Глава 10
На таких конях рисуют богов и героев…
Ксенофонт. О коннице
– Тим, – окликнула я, – не собираешься ли ты высидеть и второе представление?
– Нет, таких планов у меня не было, хотя я не прочь еще раз увидеть номер Аннализы. А что, это нужно для дела?
– Да, причем номер Аннализы придется пропустить. Хочу тебе кое-что показать. Ты не пожалеешь. Нет, – поспешно добавила я в ответ на его вопрошающий взгляд, – это чисто личное. Пойдешь со мной?
– Ну конечно. Куда?
– На пригорок за полем. Ничего не буду тебе говорить, ты должен увидеть это своими глазами.

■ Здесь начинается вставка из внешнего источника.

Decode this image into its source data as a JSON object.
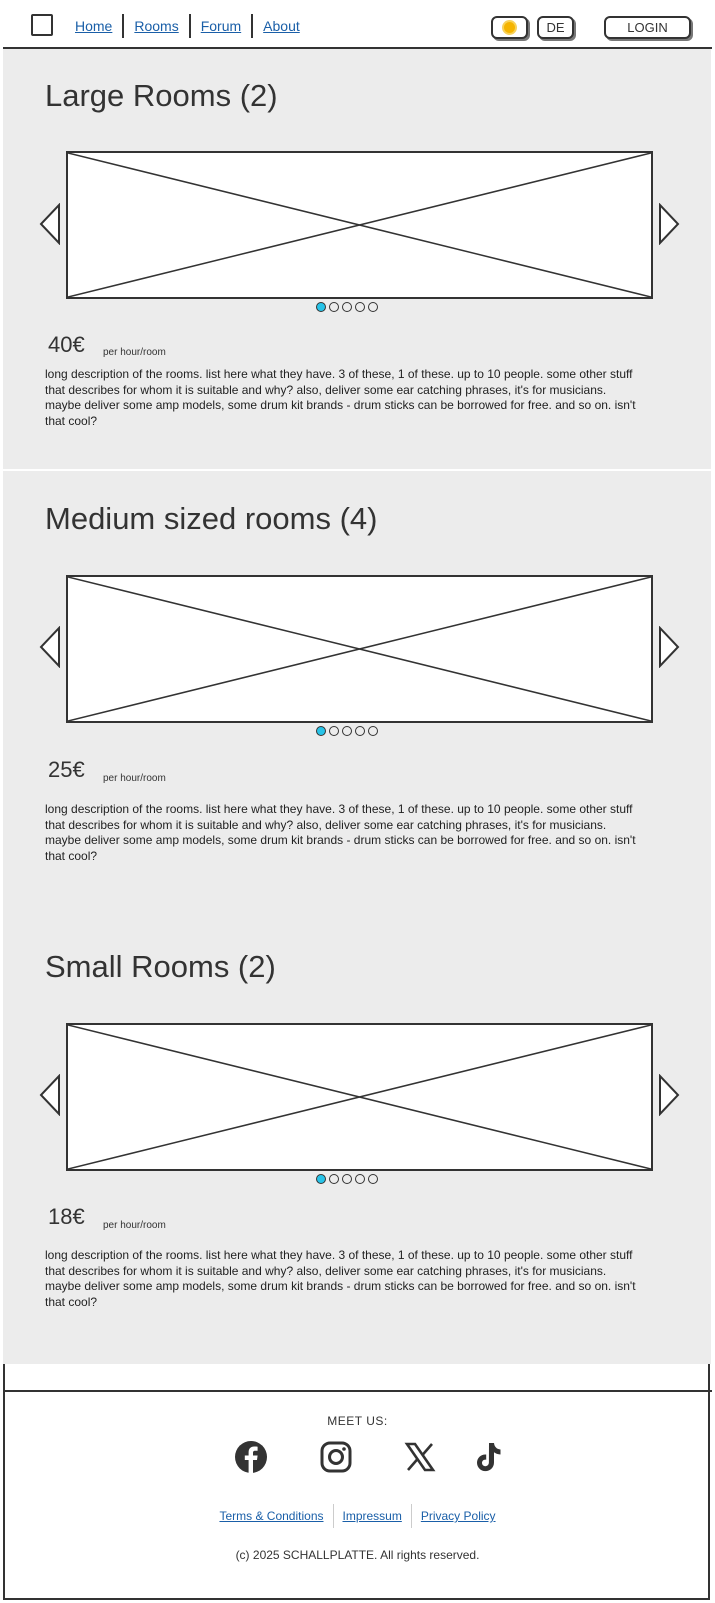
{
  "header": {
    "menu_icon": "hamburger-menu-icon",
    "nav": [
      "Home",
      "Rooms",
      "Forum",
      "About"
    ],
    "theme_icon": "sun-icon",
    "language": "DE",
    "login": "LOGIN"
  },
  "sections": [
    {
      "title": "Large Rooms (2)",
      "price": "40€",
      "unit": "per hour/room",
      "description": "long description of the rooms. list here what they have. 3 of these, 1 of these. up to 10 people. some other stuff that describes for whom it is suitable and why? also, deliver some ear catching phrases, it's for musicians. maybe deliver some amp models, some drum kit brands - drum sticks can be borrowed for free. and so on. isn't that cool?",
      "slides": 5,
      "active_slide": 1
    },
    {
      "title": "Medium sized rooms (4)",
      "price": "25€",
      "unit": "per hour/room",
      "description": "long description of the rooms. list here what they have. 3 of these, 1 of these. up to 10 people. some other stuff that describes for whom it is suitable and why? also, deliver some ear catching phrases, it's for musicians. maybe deliver some amp models, some drum kit brands - drum sticks can be borrowed for free. and so on. isn't that cool?",
      "slides": 5,
      "active_slide": 1
    },
    {
      "title": "Small Rooms (2)",
      "price": "18€",
      "unit": "per hour/room",
      "description": "long description of the rooms. list here what they have. 3 of these, 1 of these. up to 10 people. some other stuff that describes for whom it is suitable and why? also, deliver some ear catching phrases, it's for musicians. maybe deliver some amp models, some drum kit brands - drum sticks can be borrowed for free. and so on. isn't that cool?",
      "slides": 5,
      "active_slide": 1
    }
  ],
  "footer": {
    "meet_us": "MEET US:",
    "social_icons": [
      "facebook-icon",
      "instagram-icon",
      "x-icon",
      "tiktok-icon"
    ],
    "links": [
      "Terms & Conditions",
      "Impressum",
      "Privacy Policy"
    ],
    "copyright": "(c) 2025 SCHALLPLATTE. All rights reserved."
  },
  "colors": {
    "link": "#1a5fa8",
    "active_dot": "#27c3e8",
    "section_bg": "#ececec",
    "sun": "#f5b400"
  }
}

Уже стемнело, но горы и кроны деревьев освещала яркая луна. В неподвижном воздухе метались летучие мыши. Жеребец все так же пасся на лугу, лишь немного сдвинувшись в сторону.
– А-а, ты сюда привела старину-пегого, – сказал Тимоти. – Да его не узнать! Как говорится, здоровье у него лошадиное.

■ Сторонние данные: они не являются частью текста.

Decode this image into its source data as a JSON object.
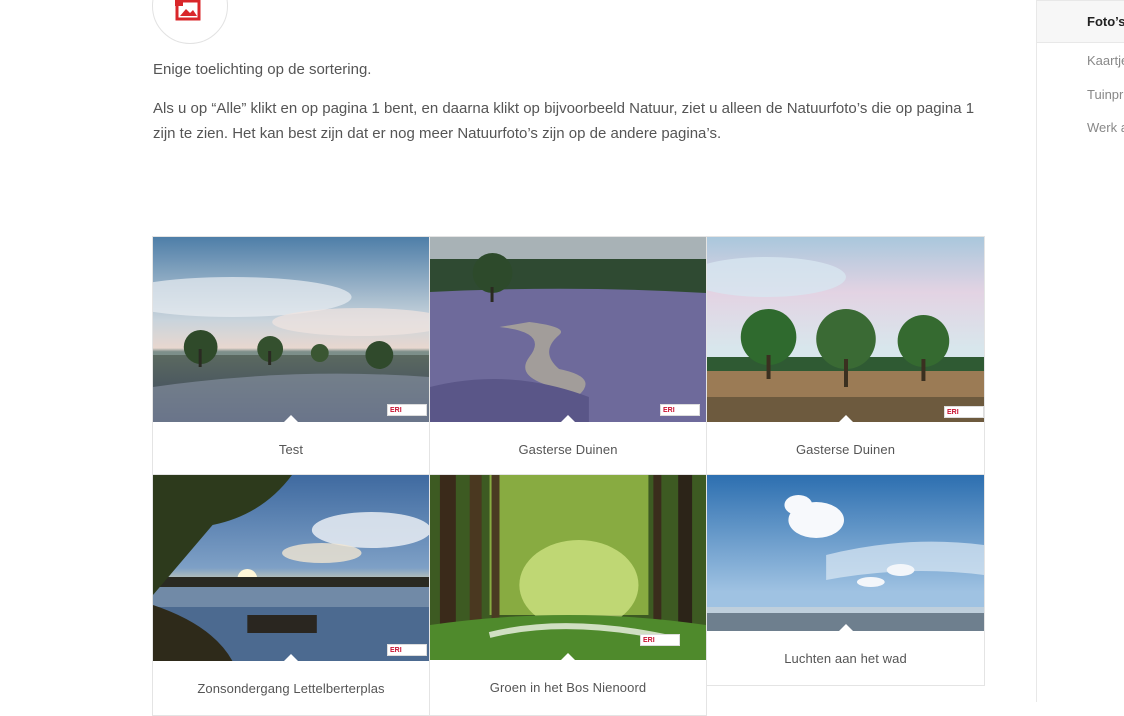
{
  "intro": {
    "line1": "Enige toelichting op de sortering.",
    "line2": "Als u op “Alle” klikt en op pagina 1 bent, en daarna klikt op bijvoorbeeld Natuur, ziet u alleen de Natuurfoto’s  die op pagina 1 zijn te zien. Het kan best zijn dat er nog meer Natuurfoto’s  zijn op de andere pagina’s."
  },
  "page_icon": {
    "name": "photos-icon",
    "color": "#d9262a"
  },
  "gallery": {
    "items": [
      {
        "caption": "Test",
        "watermark": "ERI"
      },
      {
        "caption": "Gasterse Duinen",
        "watermark": "ERI"
      },
      {
        "caption": "Gasterse Duinen",
        "watermark": "ERI"
      },
      {
        "caption": "Zonsondergang Lettelberterplas",
        "watermark": "ERI"
      },
      {
        "caption": "Groen in het Bos Nienoord",
        "watermark": "ERI"
      },
      {
        "caption": "Luchten aan het wad",
        "watermark": ""
      }
    ]
  },
  "sidebar": {
    "items": [
      {
        "label": "Foto’s"
      },
      {
        "label": "Kaartjes"
      },
      {
        "label": "Tuinpr"
      },
      {
        "label": "Werk a"
      }
    ]
  }
}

– Вот именно, лошадиное. Но… «Что за мастерское создание – конь! Как благороден разумом, как беспределен в своих способностях, обличьях и движениях! Как точен и чудесен в действии! Венец всего живущего!»
– Это откуда?
– Из «Гамлета», только слегка переработано. Подойди сюда, трава уже мокрая от росы, давай лучше присядем на бревно.
– Что ты хотела мне показать?
– Наберись терпения. Здесь произошло нечто примечательное; надеюсь, это произойдет еще раз. Ну садись же. Тебе хорошо слышно музыку?
– Угу. Это ведь номер с неоседланными лошадьми. У них он называется «Триумф Свободы», если не ошибаюсь. Вот, закончился. Теперь пошли клоуны. Да в чем дело, Ванесса? С чего ты так разволновалась?
– Погоди, сейчас сам увидишь. А может, и нет. Не исключено, что это была игра моего воображения.
Стоял прекрасный вечер, тихий и безветренный. Бабочки уже исчезли, пчелы тоже отправились на покой в свой альпийский домик. Мне даже показалось, будто я слышу в вышине крики летучих мышей. Шорох травы под конскими копытами явственно слышался в неподвижном воздухе. Луна вышла из-за низкого облака, окутавшего пригорок.
Я прошептала:
– Теперь слушай. Это трубы. Молчи и ни о чем не спрашивай.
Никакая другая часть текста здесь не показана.